See discussion of section 5 in the table above. Website operators will not be automatically liable (even if they moderate comments), however they may become liable if they do not act in accordance with the regulations (referred to in Section 5(5) of the Defamation Act 2013) and where users use pseudonyms (thus preventing the claimant from identifying the poster directly).  Iain Wilson and Max Campbell suggest that while section 5 appears to strike a balance between freedom of expression and regulation, in reality it allows Internet operators to provide a forum for Internet ‘trolls’ who are vexatious by nature and happy to engage in tortious litigation and, if the claimant is unable or unwilling to engage in this, the website operator is free to continue to provide a space for such action while also potential gaining materially from them (Iain Wilson and Max Campbell, ‘Defamation Act 2013: A Summary and Overview’, Inforrm’s Blog, 21 January 2014.)

4. The Defamation Act 2013 has done much to clarify and improve the balance between pro­tecting an individual’s reputation and the freedom of speech of others. Do you agree?

This is an example of the type of exam question you might get on this topic. As always you will be expected to state a view to the effectiveness of the Act in this regard. In the tort of defamation an individual’s reputation is said to be pitted against freedom of expression. For years it was suggested that the courts have struck this balance ‘in quite the wrong way’ (Weir p 175).

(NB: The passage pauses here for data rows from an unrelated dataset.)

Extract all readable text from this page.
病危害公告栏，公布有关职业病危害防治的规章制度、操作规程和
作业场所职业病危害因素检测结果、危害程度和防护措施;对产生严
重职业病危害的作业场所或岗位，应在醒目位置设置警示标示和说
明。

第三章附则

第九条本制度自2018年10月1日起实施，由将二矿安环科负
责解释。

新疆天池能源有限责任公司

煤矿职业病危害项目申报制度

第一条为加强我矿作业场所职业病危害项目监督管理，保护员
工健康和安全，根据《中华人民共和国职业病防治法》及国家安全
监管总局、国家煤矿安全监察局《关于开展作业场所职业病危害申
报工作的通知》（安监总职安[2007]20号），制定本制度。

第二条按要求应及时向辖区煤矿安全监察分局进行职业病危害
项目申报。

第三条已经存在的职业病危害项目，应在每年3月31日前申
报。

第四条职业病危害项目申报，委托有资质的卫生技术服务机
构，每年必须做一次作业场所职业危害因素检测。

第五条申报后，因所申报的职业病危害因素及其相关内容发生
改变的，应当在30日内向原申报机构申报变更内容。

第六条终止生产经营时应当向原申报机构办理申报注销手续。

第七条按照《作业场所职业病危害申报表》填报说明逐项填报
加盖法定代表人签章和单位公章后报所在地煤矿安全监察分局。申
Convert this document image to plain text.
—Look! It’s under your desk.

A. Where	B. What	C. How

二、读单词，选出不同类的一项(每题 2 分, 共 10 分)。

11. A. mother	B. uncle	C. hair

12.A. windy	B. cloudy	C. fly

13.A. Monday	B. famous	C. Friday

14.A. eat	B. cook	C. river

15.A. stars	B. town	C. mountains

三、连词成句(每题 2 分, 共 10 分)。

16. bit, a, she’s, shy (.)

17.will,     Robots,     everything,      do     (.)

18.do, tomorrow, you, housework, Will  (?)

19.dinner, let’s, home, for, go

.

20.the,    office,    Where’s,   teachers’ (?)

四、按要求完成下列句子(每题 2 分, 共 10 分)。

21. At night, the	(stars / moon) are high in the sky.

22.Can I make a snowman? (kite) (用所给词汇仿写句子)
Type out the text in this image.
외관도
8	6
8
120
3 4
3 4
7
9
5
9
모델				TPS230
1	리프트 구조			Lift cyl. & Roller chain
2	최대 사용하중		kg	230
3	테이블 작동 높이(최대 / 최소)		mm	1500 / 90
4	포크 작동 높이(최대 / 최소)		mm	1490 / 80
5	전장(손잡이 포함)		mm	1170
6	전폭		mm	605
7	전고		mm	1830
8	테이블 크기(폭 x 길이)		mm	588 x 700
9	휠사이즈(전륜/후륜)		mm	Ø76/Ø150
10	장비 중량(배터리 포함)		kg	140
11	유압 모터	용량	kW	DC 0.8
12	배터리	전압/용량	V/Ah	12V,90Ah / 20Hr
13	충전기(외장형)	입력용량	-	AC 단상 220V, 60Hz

At the heart of the tort of defamation lies the question as to when an individual’s interest in what people think of them should trump or silence the freedom of others to be able to say what they know, or think they know, about them. Until recently, defamation essentially allowed an individual to sue another who says anything that might make a third party think less of the claimant without having to show that what was said is untrue, that it caused them harm or that the speaker was unreasonable or at fault.  This has now changed. Section 1 of the Defamation Act 2013 introduces a ‘serious harm’ requirement intended to ensure that only the most egregious cases are brought - the extent to which this restricts future claims remains to be seen. You should also consider the potential impact of the new defences – in particular the defence of publication in a matter of public interest. For our view on the likely impact of the 2013 Act see section 17.1.